À l’image de Londres, Paris est pour Dickens un labyrinthe qui renvoit au dédale de la vie sociale et personnelle de ses héros -et de ses lecteurs. Par la grâce de son style, il donne aux personnages et aux situations qu’il décrit un aspect encore plus réel que la réalité.
Les deux villes sont aussi le siège de régimes politiques et économiques oppresseurs qu’il dénonce imperceptiblement dans ses romans.

Si Dickens fait par la suite d’autres séjours à Paris (certains très courts, comme en février 1855 avec son co-auteur Wilkie Collins, ou en mai 1864 et en 1865, souvent pour prendre des vacances après l’achèvement d’un roman ou d’une tournée de lectures publiques), il séjourne aussi à Boulogne [1] . L’été 1853 lui fait en effet découvrir, au dessus de Boulogne, le château des Moulineaux, dont il connaît le propriétaire et où il achève Bleak House. Ses principales autres adresses parisiennes sont :
- le 49 Champs-Elysées (où est aujourd’hui situé un certain pub). D’octobre 1855 à avril 1856, il loue six petites pièces à l’entresol et au premier étage. Entre deux séances de travail sur Little Dorrit et d’autres visites dans Paris (il est en particulier frappé par la vie qui grouille autour de la Bourse), il profite de ce séjour pour rencontrer artistes et écrivains, dont Lamartine et George Sand. Dickens s’exprime dans un français accentué mais fort correct, qui fait l’admiration de ses interlocuteurs. De mai à septembre, il se trouve à nouveau au château des Moulineaux à Boulogne.
- un appartement rue du Faubourg Saint-Honoré, qu’il loue en octobre 1862.
- l’hôtel du Helder, où il occupe un appartement en janvier 1863, lorsqu’il fait à Paris des lectures publiques de son oeuvre.

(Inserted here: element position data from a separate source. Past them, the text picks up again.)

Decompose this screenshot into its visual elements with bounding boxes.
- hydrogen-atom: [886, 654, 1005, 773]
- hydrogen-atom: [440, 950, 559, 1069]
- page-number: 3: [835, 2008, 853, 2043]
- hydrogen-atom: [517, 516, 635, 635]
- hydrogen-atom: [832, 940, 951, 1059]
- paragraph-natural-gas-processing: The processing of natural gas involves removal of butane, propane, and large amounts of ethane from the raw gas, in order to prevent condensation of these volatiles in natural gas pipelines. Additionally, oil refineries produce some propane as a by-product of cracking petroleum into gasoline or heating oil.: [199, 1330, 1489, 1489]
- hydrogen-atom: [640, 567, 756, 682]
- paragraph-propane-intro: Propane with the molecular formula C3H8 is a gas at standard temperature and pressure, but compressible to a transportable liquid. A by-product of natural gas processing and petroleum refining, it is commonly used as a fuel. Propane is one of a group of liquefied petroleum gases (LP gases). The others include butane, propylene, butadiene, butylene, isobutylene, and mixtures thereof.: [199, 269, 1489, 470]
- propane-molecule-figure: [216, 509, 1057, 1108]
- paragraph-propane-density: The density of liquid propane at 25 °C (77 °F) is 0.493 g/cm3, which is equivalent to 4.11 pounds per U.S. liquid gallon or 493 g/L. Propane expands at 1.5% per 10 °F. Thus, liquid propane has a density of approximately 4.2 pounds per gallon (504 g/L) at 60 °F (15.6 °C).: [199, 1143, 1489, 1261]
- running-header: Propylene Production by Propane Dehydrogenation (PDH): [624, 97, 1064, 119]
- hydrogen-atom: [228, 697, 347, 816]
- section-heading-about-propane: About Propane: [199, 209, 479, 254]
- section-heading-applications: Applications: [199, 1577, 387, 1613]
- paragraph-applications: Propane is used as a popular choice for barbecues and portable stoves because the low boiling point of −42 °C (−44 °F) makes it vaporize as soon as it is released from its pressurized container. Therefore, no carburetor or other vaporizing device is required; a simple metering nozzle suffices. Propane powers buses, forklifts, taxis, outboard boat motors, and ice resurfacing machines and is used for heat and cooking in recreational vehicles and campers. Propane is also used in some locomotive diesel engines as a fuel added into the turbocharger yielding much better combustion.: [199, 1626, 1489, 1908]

Autres demeures de l’auteur
Dickens repose, à côté de Kipling et de quelques autres, dans l’Abbaye de Westminster, à Londres.

[1] Informations complémentaires : (source : www.literatureandplace.org.uk) : "On July 2nd 1844 the Dickens family arrived off the steam packet from Dover. The family stayed at l’hôtel des Bains in Boulogne, n°69 rue de l’écu (now rue Victor Hugo), before leaving for Genoa in Italy the following day. In early September 1852 Dickens, his wife Catherine, and Georgina Hogarth, Catherine’s junior of 12 years, embarked for Boulogne-sur-Mer for two weeks during which they stayed at l’hôtel des Bains. As he returned there, Charles Dickens must have liked the town of Boulogne, the following year he rented the property of M. Beaucourt-Mutual there : le château des moulineaux. As Charles Dickens liked to make known the towns of his holidays he published an article on Boulogne-sur-Mer in Household Words on November 4th 1854 entitled : "Our French Watering Place". He had published another article in 1851 on Broadstairs : "Our English Watering Place"." Source : www.literatureandplace.org.uk : "The Dickens family and Miss Hogarth spent the summer of 1853 at the château des Moulineaux in Boulogne, owned by M. Beaucourt-Mutuel and situated where the present-day lycée Mariette is, rue Beaurepaire. Dicken’s letters at the time tell of the happiness of living in Boulogne in M. Beaucourt-Mutuel’s house and of the beauty of the property. Dickens wrote of the town itself and of the hospitality of the landlord. By October 1853 the family has returned to England with the exception of Dickens himself who was in Switzerland, and two of his sons, Franck and Alfred, who became pupils at a private boarding school."